Survivin, an apoptotic inhibitor, is overexpressed in the majority of human tumor types and represents a novel target for anticancer therapy. Taxanes induce a mitotic cell-cycle block through the inhibition of microtubule depolymerization, with subsequent elevated expression/stabilization of survivin. We investigated the administration of survivin suppressant YM155 monobromide (YM155), in combination with docetaxel, in a human non-small-cell lung cancer (NSCLC) xenograft model. Animals received a 7-day continuous infusion of YM155, 2 mg/kg, and/or three bolus doses of docetaxel, 20 mg/kg, according to three dosing schedules: YM155 administered concomitantly with docetaxel, before docetaxel, and after docetaxel.

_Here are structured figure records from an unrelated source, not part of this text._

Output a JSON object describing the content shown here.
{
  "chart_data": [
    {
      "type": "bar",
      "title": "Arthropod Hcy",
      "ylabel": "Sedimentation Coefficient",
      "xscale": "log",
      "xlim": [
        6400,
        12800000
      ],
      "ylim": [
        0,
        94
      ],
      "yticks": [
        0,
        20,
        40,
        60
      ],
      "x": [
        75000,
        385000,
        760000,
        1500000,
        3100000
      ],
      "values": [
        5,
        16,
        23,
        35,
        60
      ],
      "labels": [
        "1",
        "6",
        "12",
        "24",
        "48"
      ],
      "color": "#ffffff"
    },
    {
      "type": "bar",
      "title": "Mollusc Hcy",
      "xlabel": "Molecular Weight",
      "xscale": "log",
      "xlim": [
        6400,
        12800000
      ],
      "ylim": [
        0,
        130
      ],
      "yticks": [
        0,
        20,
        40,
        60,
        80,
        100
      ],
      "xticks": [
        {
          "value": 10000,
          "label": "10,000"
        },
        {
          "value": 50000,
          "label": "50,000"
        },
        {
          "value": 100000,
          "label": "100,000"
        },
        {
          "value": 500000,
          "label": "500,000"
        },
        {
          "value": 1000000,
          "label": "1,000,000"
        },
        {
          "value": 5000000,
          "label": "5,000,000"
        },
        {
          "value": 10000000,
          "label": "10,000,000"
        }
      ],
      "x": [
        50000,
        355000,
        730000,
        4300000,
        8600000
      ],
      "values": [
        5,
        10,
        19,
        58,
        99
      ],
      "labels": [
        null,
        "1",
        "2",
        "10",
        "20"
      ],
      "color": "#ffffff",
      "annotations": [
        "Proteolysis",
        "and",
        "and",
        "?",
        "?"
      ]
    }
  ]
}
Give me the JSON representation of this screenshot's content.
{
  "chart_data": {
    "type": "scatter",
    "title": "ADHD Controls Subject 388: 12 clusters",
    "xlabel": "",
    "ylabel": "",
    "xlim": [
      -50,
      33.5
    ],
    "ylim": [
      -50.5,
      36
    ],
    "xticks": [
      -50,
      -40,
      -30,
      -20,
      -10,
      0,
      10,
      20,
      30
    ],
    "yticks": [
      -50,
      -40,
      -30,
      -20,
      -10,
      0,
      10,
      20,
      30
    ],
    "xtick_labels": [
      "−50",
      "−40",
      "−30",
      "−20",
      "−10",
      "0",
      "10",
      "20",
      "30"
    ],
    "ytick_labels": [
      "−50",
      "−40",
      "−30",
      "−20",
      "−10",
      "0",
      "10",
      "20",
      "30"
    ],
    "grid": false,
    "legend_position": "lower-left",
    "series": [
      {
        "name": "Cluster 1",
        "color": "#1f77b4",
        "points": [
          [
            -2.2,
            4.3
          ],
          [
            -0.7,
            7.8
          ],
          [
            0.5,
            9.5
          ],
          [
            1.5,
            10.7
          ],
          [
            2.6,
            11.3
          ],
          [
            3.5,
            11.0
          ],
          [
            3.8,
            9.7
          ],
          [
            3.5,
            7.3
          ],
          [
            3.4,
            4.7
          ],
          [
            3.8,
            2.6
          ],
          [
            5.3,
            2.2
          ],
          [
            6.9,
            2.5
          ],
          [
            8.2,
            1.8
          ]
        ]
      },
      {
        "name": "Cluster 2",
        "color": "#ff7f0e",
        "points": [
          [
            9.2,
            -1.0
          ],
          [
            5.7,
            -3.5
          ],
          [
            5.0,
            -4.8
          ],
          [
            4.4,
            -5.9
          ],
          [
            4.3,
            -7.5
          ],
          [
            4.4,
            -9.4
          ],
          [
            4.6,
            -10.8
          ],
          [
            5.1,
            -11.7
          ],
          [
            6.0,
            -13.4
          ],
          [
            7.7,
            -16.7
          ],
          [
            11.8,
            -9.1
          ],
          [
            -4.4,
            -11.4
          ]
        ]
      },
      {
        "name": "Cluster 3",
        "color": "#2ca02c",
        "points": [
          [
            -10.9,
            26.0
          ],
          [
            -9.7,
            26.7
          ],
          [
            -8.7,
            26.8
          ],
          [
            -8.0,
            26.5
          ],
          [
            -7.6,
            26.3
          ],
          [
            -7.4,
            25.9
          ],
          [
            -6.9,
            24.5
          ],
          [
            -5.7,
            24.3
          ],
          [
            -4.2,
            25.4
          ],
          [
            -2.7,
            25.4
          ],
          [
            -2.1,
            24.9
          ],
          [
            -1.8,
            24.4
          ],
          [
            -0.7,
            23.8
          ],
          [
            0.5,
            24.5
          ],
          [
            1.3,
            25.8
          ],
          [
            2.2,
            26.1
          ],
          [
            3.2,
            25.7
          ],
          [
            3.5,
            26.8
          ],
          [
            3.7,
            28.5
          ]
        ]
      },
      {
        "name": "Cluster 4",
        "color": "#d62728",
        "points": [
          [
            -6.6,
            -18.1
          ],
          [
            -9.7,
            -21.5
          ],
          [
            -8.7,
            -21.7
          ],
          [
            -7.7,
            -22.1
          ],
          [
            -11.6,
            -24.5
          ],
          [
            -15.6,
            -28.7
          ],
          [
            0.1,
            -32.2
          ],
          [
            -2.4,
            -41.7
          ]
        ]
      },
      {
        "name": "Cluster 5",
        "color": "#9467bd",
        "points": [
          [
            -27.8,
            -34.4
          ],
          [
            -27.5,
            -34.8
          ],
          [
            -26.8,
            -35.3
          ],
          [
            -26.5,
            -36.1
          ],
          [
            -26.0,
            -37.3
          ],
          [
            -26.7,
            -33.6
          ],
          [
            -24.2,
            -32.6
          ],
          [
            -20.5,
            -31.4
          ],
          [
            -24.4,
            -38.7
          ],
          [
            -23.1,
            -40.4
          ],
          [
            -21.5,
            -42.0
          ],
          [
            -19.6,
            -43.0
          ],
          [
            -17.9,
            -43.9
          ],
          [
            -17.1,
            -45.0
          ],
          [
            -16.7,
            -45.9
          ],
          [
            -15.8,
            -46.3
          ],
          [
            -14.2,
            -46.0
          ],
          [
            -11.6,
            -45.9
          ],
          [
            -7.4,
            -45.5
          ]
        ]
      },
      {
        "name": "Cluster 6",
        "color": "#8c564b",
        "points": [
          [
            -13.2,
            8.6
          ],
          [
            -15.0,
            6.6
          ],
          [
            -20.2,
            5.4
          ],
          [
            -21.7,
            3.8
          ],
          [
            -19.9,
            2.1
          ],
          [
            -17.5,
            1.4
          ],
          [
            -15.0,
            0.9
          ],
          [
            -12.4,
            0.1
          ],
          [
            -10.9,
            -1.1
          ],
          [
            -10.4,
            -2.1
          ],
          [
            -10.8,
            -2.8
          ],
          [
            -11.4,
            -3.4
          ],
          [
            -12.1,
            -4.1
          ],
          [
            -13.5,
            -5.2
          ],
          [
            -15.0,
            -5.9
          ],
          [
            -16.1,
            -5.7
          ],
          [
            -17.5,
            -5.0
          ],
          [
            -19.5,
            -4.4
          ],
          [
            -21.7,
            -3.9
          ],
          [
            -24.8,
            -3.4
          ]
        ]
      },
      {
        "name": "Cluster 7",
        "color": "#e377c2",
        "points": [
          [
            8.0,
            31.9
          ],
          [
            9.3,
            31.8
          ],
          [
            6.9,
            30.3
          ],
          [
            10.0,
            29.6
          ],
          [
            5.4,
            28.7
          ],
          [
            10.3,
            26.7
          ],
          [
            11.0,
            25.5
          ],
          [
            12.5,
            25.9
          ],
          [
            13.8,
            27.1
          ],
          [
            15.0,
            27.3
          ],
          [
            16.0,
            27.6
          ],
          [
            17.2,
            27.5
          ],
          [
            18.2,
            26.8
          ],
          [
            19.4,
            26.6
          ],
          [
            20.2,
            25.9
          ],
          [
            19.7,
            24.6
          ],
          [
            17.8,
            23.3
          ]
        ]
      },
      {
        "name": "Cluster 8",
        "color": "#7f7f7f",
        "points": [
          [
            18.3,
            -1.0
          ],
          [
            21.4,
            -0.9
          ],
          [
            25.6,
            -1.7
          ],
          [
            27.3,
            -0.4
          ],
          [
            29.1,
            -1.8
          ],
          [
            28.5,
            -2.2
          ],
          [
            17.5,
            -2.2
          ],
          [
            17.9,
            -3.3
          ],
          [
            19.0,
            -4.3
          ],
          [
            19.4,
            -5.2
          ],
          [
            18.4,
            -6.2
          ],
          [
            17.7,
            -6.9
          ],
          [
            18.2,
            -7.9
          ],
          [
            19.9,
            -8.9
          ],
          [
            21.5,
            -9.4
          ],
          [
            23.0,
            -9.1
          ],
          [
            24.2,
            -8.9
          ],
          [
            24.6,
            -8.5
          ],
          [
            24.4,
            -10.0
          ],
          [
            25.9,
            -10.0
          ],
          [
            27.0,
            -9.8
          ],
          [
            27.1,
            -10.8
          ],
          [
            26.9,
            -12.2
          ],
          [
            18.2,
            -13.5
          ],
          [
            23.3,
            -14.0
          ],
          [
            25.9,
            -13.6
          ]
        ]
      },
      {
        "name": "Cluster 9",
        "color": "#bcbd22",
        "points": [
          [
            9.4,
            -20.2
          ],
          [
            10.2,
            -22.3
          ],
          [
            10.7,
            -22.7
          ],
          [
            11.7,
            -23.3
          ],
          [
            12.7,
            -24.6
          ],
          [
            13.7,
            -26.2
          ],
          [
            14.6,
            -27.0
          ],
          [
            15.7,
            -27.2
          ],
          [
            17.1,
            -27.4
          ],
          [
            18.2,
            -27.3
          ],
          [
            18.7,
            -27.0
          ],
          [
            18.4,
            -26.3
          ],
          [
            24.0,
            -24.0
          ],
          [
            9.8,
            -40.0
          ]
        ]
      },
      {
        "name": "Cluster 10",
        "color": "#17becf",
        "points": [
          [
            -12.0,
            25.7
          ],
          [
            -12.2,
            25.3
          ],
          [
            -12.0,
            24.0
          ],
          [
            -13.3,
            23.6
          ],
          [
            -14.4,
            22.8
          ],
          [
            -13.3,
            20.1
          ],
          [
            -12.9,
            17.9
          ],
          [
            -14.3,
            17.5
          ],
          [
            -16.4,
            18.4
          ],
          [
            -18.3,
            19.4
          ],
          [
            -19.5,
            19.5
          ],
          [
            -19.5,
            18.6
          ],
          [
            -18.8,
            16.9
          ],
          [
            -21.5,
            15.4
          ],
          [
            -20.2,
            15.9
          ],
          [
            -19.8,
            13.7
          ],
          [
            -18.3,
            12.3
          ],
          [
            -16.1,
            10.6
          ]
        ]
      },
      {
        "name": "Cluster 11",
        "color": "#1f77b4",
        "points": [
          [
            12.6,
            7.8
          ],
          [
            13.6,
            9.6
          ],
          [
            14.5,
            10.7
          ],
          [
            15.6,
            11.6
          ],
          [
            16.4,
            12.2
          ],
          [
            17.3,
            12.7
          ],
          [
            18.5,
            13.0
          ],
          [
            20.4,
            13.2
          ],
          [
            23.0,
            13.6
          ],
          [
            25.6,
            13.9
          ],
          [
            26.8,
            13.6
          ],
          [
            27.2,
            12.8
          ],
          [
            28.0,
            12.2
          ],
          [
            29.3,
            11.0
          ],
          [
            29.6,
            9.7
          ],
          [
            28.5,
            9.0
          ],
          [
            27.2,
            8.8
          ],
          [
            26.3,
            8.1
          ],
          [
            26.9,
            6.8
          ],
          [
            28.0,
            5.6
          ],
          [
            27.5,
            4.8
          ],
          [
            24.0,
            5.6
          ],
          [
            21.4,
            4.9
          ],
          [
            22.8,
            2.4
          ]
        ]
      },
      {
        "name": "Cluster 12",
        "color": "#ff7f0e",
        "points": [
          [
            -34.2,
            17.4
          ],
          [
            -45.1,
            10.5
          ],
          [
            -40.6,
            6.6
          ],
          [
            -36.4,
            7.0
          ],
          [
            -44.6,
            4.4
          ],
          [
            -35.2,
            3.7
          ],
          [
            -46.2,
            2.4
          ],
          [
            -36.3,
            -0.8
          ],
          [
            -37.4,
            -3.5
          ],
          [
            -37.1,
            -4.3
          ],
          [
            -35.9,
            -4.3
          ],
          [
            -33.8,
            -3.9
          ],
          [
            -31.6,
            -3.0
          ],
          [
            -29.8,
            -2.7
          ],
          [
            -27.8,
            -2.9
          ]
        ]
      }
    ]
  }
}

YM155 administered either concomitantly with or before docetaxel showed significant antitumor activity (tumor regression ≥ 99%), with complete regression of the established human NSCLC-derived tumors in mice (eight of eight and seven of eight animals, respectively). Significantly fewer complete responses (three of eight animals) were achieved when YM155 was administered after docetaxel. No statistically significant decreases in body weight were observed in the combination versus docetaxel groups. YM155 administered concomitantly with docetaxel resulted in significant decreases in mitotic and proliferative indices, and in a significant increase in the apoptosis index. Elevated survivin expression was seen in tumors from mice treated with docetaxel alone; a significant reduction in survivin expression was seen in tumors from mice treated with YM155 alone or in combination with docetaxel, but not in the control group. These results indicate that in a human NSCLC xenograft model YM155 in combination with docetaxel diminished the accumulation of survivin by docetaxel and induced more intense apoptosis and enhanced antitumor activity, compared with single-agent YM155 or docetaxel.